The conventional framing for AI in cybersecurity goes like this: AI finds bugs, humans fix them, everyone is safer. That story stopped being true a while ago. OpenAI is now saying so out loud.
On June 22, OpenAI expanded its Daybreak cybersecurity program with a full release of GPT-5.5-Cyber, a new Codex Security plugin, and something called Patch the Planet: a program co-founded with Trail of Bits and HackerOne to move AI-discovered vulnerabilities all the way through to merged patches in real open-source projects. The thesis, stated plainly in OpenAI's announcement: AI models now find vulnerabilities faster than defenders can fix them. The bottleneck has shifted. The scarce resource is no longer discovery. It's repair.
That shift has a specific shape you can see in the numbers. GPT-5.5-Cyber scored 85.6% on CyberGym, compared to 81.8% for the base GPT-5.5. On ExploitGym it reached 39.5% against 25.95% for its predecessor. Those gaps are meaningful, but they're also the least interesting part of the announcement. What actually matters is what happened before the press release.

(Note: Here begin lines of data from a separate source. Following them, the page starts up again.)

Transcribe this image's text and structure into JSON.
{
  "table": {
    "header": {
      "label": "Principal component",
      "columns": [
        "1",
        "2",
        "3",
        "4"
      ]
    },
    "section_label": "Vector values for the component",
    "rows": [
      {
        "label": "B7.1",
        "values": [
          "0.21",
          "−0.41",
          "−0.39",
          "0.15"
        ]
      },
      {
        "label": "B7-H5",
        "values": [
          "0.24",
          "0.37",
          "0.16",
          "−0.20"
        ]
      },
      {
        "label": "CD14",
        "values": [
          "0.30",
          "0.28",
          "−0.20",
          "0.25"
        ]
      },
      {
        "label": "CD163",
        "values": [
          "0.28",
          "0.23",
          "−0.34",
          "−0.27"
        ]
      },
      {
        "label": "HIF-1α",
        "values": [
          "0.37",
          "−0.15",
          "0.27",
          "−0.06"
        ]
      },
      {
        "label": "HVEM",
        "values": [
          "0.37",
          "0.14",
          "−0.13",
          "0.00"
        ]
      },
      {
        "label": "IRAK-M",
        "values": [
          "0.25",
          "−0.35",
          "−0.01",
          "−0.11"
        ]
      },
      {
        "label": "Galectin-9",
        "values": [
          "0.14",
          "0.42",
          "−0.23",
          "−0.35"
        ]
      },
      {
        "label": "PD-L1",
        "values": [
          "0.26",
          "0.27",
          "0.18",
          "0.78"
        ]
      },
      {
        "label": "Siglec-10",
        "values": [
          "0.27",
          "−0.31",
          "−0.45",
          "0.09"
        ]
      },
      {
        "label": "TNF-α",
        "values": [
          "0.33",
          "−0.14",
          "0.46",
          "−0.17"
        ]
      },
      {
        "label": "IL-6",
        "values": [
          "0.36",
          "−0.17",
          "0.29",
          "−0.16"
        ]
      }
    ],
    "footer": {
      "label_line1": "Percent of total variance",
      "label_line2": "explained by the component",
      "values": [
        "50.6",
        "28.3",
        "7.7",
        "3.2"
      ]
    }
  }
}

Trail of Bits put its entire security research organization on a five-day sprint using Codex and GPT-5.5-Cyber across 19 open-source projects. Hundreds of issues surfaced. Dozens of patches merged. The model scanned more than 30 million lines of the Linux kernel, flagged security-relevant components, and generated 8 kernel pointer information-leak proof-of-concepts and 24 local privilege escalation exploits. It found a 23-year-old use-after-free flaw in OpenBSD's kernel that could let an unprivileged local user escalate to root. On Firefox, GPT-5.5 found a WebAssembly vulnerability that Mozilla patched two days before Pwn2Own Berlin. Five of the six registered Firefox entries at that competition withdrew. No Firefox exploit was successfully demonstrated.